Rich Mullins Died On This Day in 1997: Remembering His Thoughts About the World

Rich Mullins Died On This Day in 1997: Remembering His Thoughts About the World September 19, 2015

RMWhen I listen to Rich Mullins’ music (and I still listen), he makes me want to go camping. It’s weird, I know, but it always seems like I could more easily imagine the world he imagined if I could just get off the grid for awhile. And I want to imagine the world that he imagined.

Rich used to joke during concerts that in the imagination of his fans he lived on the edge of rivers lighting campfires (the cover of one of Rich’s popular records showed him doing just this). It was an illusion, and Rich loved nothing more than dissing our illusions for us.

I don’t think I feel this way about Rich, even after all these years, because I’m hooked on an illusion. Back when I was touring with Satellite Soul, we toured with Mitch McVicker (and Cobra Joe, and Brad Lahyer) often for several years. I spent many nights smoking cigarettes under the stars, buying them beers to try to get them to tell me one more story about Rich. I think I have a pretty decent picture of the man. I feel this way about Rich because he had his eyes wide open about the world in which we lived. He embraced the darkness as well as any poet. He knew pain. He knew struggle. Rich did not see the world in black and white. He saw the world in deep, rich, velvety colors and textures–the very colors and textures he wrote into his songs. That’s the world I want to live in. That’s the world I want to imagine.

As a rail-thin pimple-faced high school kid prone to spending long lonely hours in my room playing piano and guitar I lived with an intense longing for I didn’t know what. Rich helped me interpret the longing, and my experience of the world. He helped me to root the longing in an ancient story. He insisted, he argued, he wrote amazing songs to illustrate that the world is enchanted. “I do not meet God in a vacuum,” Rich wrote. “I meet Him in the world He has provided for me to meet Him in – in a world of events and of places, of history (time and space), in a world of lives of people and their records of their encounters. I meet God in this world – in the world of these things…”

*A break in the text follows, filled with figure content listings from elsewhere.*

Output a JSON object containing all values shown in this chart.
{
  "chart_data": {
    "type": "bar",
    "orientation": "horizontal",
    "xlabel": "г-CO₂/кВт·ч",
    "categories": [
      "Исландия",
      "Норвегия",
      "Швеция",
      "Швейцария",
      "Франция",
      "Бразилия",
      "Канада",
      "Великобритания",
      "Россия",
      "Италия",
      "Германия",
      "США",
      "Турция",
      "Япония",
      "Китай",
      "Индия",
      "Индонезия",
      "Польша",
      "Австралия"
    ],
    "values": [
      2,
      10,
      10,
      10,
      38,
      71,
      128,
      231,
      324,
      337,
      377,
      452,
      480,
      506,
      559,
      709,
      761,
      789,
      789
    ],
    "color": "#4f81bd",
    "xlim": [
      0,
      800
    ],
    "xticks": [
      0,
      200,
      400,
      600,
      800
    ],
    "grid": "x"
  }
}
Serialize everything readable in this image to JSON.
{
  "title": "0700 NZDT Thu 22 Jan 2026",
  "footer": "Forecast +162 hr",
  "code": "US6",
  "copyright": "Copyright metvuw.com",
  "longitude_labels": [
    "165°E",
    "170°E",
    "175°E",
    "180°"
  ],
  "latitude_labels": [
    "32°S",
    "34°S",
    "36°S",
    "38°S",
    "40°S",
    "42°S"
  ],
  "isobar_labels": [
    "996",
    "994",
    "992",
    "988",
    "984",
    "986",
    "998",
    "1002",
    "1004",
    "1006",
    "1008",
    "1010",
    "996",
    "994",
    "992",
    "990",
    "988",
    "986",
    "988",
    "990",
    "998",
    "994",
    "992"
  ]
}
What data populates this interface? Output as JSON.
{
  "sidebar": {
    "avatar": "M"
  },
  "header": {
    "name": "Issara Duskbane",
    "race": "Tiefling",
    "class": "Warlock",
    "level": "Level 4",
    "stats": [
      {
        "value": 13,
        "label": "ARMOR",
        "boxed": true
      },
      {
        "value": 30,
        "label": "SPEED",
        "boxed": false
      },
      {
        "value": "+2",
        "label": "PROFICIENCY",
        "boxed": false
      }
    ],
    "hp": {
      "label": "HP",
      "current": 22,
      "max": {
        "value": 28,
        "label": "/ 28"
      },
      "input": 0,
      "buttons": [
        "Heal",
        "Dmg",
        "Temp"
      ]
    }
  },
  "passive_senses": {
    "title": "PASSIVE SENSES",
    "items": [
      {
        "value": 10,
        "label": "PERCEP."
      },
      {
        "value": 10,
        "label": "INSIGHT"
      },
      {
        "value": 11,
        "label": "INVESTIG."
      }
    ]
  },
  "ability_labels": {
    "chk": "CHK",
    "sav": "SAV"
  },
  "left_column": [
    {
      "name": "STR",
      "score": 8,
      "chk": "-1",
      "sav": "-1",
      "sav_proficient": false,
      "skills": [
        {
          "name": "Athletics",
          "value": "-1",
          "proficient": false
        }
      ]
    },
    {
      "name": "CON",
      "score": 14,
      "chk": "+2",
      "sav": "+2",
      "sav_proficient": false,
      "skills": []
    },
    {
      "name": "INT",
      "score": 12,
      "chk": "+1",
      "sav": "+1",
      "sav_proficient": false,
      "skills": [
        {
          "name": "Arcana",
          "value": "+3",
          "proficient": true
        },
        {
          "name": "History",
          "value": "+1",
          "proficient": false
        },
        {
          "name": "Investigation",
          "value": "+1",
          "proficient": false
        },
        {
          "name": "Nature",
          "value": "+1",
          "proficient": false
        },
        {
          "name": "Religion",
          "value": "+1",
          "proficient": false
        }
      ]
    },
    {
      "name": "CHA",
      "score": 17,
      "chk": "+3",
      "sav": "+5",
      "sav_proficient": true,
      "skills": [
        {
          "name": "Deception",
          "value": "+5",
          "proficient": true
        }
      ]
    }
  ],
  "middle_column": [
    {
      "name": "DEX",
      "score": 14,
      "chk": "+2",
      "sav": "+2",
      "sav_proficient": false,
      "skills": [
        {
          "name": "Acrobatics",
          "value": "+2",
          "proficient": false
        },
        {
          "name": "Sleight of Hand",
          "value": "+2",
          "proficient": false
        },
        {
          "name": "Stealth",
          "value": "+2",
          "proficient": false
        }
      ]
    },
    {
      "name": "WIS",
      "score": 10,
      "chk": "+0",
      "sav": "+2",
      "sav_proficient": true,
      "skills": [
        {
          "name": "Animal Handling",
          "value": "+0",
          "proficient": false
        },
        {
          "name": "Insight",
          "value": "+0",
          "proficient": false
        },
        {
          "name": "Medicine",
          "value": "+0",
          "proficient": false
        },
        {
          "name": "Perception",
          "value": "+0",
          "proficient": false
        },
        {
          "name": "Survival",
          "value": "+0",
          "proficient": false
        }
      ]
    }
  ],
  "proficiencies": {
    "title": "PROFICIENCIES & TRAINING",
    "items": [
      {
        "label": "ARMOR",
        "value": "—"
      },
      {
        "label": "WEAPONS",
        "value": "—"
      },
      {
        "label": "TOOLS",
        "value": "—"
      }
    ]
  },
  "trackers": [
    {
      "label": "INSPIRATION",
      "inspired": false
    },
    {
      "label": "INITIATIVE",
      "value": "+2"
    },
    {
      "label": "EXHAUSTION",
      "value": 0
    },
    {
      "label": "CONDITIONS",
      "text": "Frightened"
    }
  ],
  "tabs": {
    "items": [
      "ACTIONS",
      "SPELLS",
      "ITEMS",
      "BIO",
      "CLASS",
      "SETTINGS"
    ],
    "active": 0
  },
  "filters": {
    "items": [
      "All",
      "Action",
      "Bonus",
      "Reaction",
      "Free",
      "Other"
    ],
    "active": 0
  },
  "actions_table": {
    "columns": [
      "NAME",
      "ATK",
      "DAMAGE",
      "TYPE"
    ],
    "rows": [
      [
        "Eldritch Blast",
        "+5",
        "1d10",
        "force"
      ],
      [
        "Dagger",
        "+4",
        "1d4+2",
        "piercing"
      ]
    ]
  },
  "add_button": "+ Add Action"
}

Rich lived at the intersection of his own inescapable brokenness, and the brokenness of the world, and the hope that we were not left here alone to struggle in the darkness without any help. Night after night Rich would play his songs for an audience for which he felt equal parts compassion, love, and disgust. I sometimes think it was Rich’s deep love of the physical world, the planet, the wonder of this place that we live that kept him from being terminally cynical.

Rich had an uncanny ability to describe the world as an enchanted place of wonder and awe and mystery. “I do not work myself into some ecstatic frenzy to meet God.” he said. “God does not speak to me through opium dreams or out of hypnotic trances. He meets me in history and takes me beyond it to Himself. Any “mysticism” that is authentic does not abregate time and space – it infuses those elements with meaning. Time and space – that is the world.”

Rich was disgusted by people who lived without compassion. He railed against the politics of greed and the Christian right. He did this not to be like James Dean. He did this because Rich could see what we couldn’t see. “Look at us all – we are all of us lost and in all of our different ways of pretending, we all fool ourselves into the very same hell. Look at the cross – we are all of us loved and one God meets us all at the point of our common need and brings to all of us – all who will let Him – salvation.”

I’m almost forty-six years old now, five years older than Rich was when he died, and if I live to be eighty-six I’ll never be as wise as he. And if I live to be eighty-six I will never stop missing him. I will never stop repeating the final line from A Prayer For Owen Meany, that Rich once told me I should read: “O God—please give him back! I shall keep asking you.”